Costco (NASDAQ: COST) has been a favorite stock among many investors for years, but over the past 12 months, the wholesale retailer’s shares have declined 10%. Part of the reason for the drop may be fueled by investors reallocating their money to more high-growth areas of the market, such as artificial intelligence stocks, while others are worried about Costco’s slipping renewal rates.

What’s happening with Costco stock right now, and is the latest share price pullback a good buying opportunity? Here’s what you should know.

A Costco warehouse.
Image source: Getty Images.

Some investors have been concerned lately that Costco’s growth hasn’t been as impressive as in the past, and the company’s (still fantastic) renewal rates for some members are slowing down more than they have traditionally.

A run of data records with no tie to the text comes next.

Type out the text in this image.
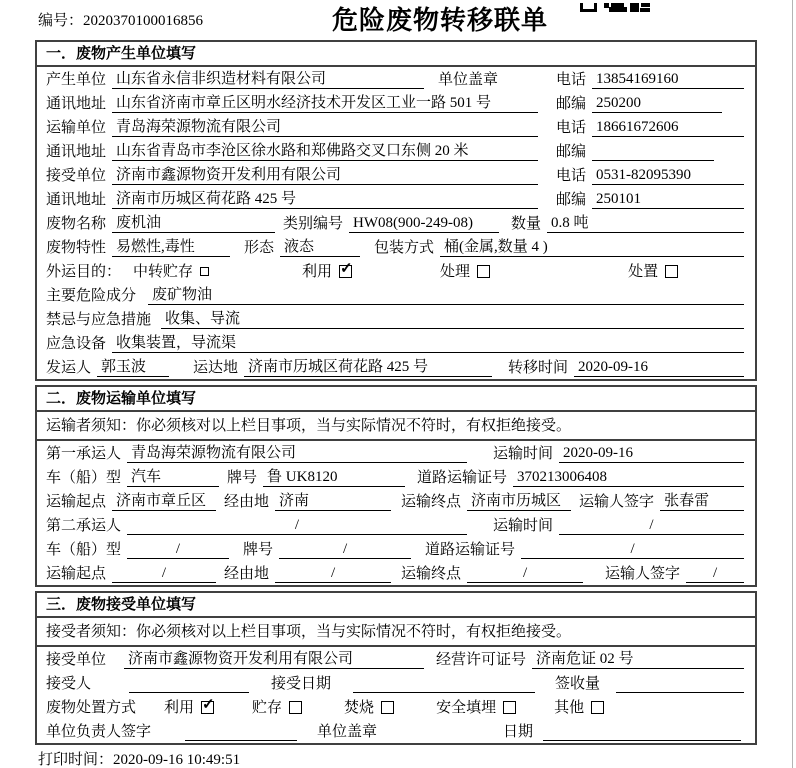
编号：2020370100016856	危险废物转移联单
一．废物产生单位填写
产生单位 山东省永信非织造材料有限公司	单位盖章	电话 13854169160
通讯地址 山东省济南市章丘区明水经济技术开发区工业一路 501 号	邮编 250200
运输单位 青岛海荣源物流有限公司	电话 18661672606
通讯地址 山东省青岛市李沧区徐水路和郑佛路交叉口东侧 20 米	邮编
接受单位 济南市鑫源物资开发利用有限公司	电话 0531-82095390
通讯地址 济南市历城区荷花路 425 号	邮编 250101
废物名称 废机油	类别编号 HW08(900-249-08)	数量 0.8 吨
废物特性 易燃性,毒性	形态 液态	包装方式 桶(金属,数量 4 )
外运目的： 中转贮存	利用 ✓	处理	处置
主要危险成分 废矿物油
禁忌与应急措施 收集、导流
应急设备 收集装置，导流渠
发运人 郭玉波	运达地 济南市历城区荷花路 425 号	转移时间 2020-09-16
二．废物运输单位填写
运输者须知：你必须核对以上栏目事项，当与实际情况不符时，有权拒绝接受。
第一承运人 青岛海荣源物流有限公司	运输时间 2020-09-16
车（船）型 汽车	牌号 鲁 UK8120	道路运输证号 370213006408
运输起点 济南市章丘区	经由地 济南	运输终点 济南市历城区	运输人签字 张春雷
第二承运人	/	运输时间	/
车（船）型	/	牌号	/	道路运输证号	/
运输起点	/	经由地	/	运输终点	/	运输人签字	/
三．废物接受单位填写
接受者须知：你必须核对以上栏目事项，当与实际情况不符时，有权拒绝接受。
接受单位 济南市鑫源物资开发利用有限公司	经营许可证号 济南危证 02 号
接受人	接受日期	签收量
废物处置方式 利用 ✓	贮存	焚烧	安全填埋	其他
单位负责人签字	单位盖章	日期
打印时间：2020-09-16 10:49:51
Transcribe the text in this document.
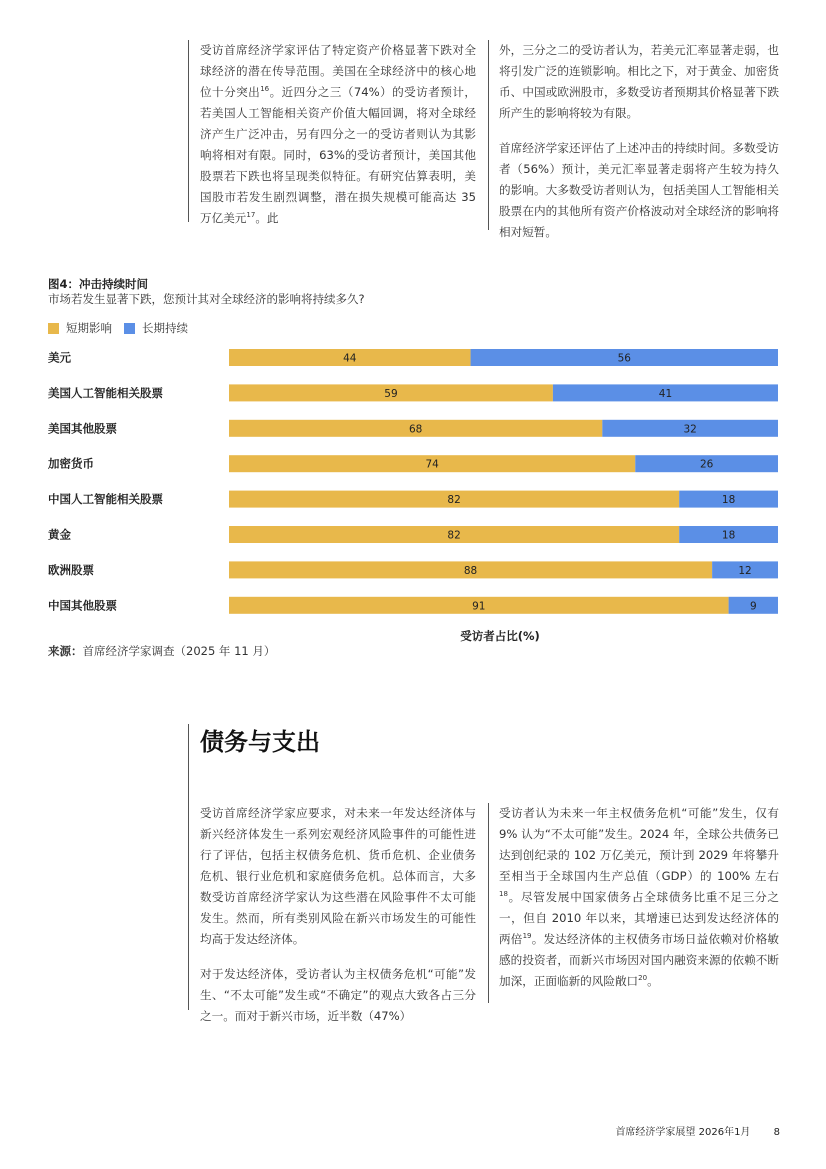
受访首席经济学家评估了特定资产价格显著下跌对全球经济的潜在传导范围。美国在全球经济中的核心地位十分突出$^{16}$。近四分之三（74%）的受访者预计，若美国人工智能相关资产价值大幅回调，将对全球经济产生广泛冲击，另有四分之一的受访者则认为其影响将相对有限。同时，63%的受访者预计，美国其他股票若下跌也将呈现类似特征。有研究估算表明，美国股市若发生剧烈调整，潜在损失规模可能高达 35 万亿美元$^{17}$。此

外，三分之二的受访者认为，若美元汇率显著走弱，也将引发广泛的连锁影响。相比之下，对于黄金、加密货币、中国或欧洲股市，多数受访者预期其价格显著下跌所产生的影响将较为有限。

首席经济学家还评估了上述冲击的持续时间。多数受访者（56%）预计，美元汇率显著走弱将产生较为持久的影响。大多数受访者则认为，包括美国人工智能相关股票在内的其他所有资产价格波动对全球经济的影响将相对短暂。

图4：冲击持续时间
市场若发生显著下跌，您预计其对全球经济的影响将持续多久?
短期影响	长期持续
美元	44	56
美国人工智能相关股票	59	41
美国其他股票	68	32
加密货币	74	26
中国人工智能相关股票	82	18
黄金	82	18
欧洲股票	88	12
中国其他股票	91	9
受访者占比(%)
来源：首席经济学家调查（2025 年 11 月）
债务与支出

受访首席经济学家应要求，对未来一年发达经济体与新兴经济体发生一系列宏观经济风险事件的可能性进行了评估，包括主权债务危机、货币危机、企业债务危机、银行业危机和家庭债务危机。总体而言，大多数受访首席经济学家认为这些潜在风险事件不太可能发生。然而，所有类别风险在新兴市场发生的可能性均高于发达经济体。

对于发达经济体，受访者认为主权债务危机“可能”发生、“不太可能”发生或“不确定”的观点大致各占三分之一。而对于新兴市场，近半数（47%）

受访者认为未来一年主权债务危机“可能”发生，仅有 9% 认为“不太可能”发生。2024 年，全球公共债务已达到创纪录的 102 万亿美元，预计到 2029 年将攀升至相当于全球国内生产总值（GDP）的 100% 左右$^{18}$。尽管发展中国家债务占全球债务比重不足三分之一，但自 2010 年以来，其增速已达到发达经济体的两倍$^{19}$。发达经济体的主权债务市场日益依赖对价格敏感的投资者，而新兴市场因对国内融资来源的依赖不断加深，正面临新的风险敞口$^{20}$。

首席经济学家展望 2026年1月 8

For example, one analyst at Roth Capital recently stated that Costco’s membership sign-ups in the most recent quarter were only 400,000, compared to a typical membership sign-up of 1 million.

Costco’s management said on the first quarter earnings call that while membership sign-ups were lower, this was largely due to younger Costco shoppers who sign up for memberships online and tend to renew at a slower pace. That could persist for a few more quarters, according to Chief Financial Officer Gary Millerchip:

“Our goal is to continue to improve renewal rates by improving engagement with members who signed up digitally. Although for the reasons previously shared, we may still see a slight decline in the overall renewal rate over the next few quarters.”

It’s worth noting a few key facts from Costco’s first quarter as a reminder of just how strong the company’s performance was, despite the stock’s underperformance. Here are some of the highlights:

  • Costco reported earnings per share of $4.50, outpacing Wall Street’s consensus estimate of $4.27.

  • Revenue increased 8% to $67.3 billion, also beating the analyst’s consensus estimate of $67.1 billion.

  • Comparable sales increased 5.9% in the U.S. and 6.4% overall.

  • Costco’s Black Friday sales set a record of over $250 million in non-food orders.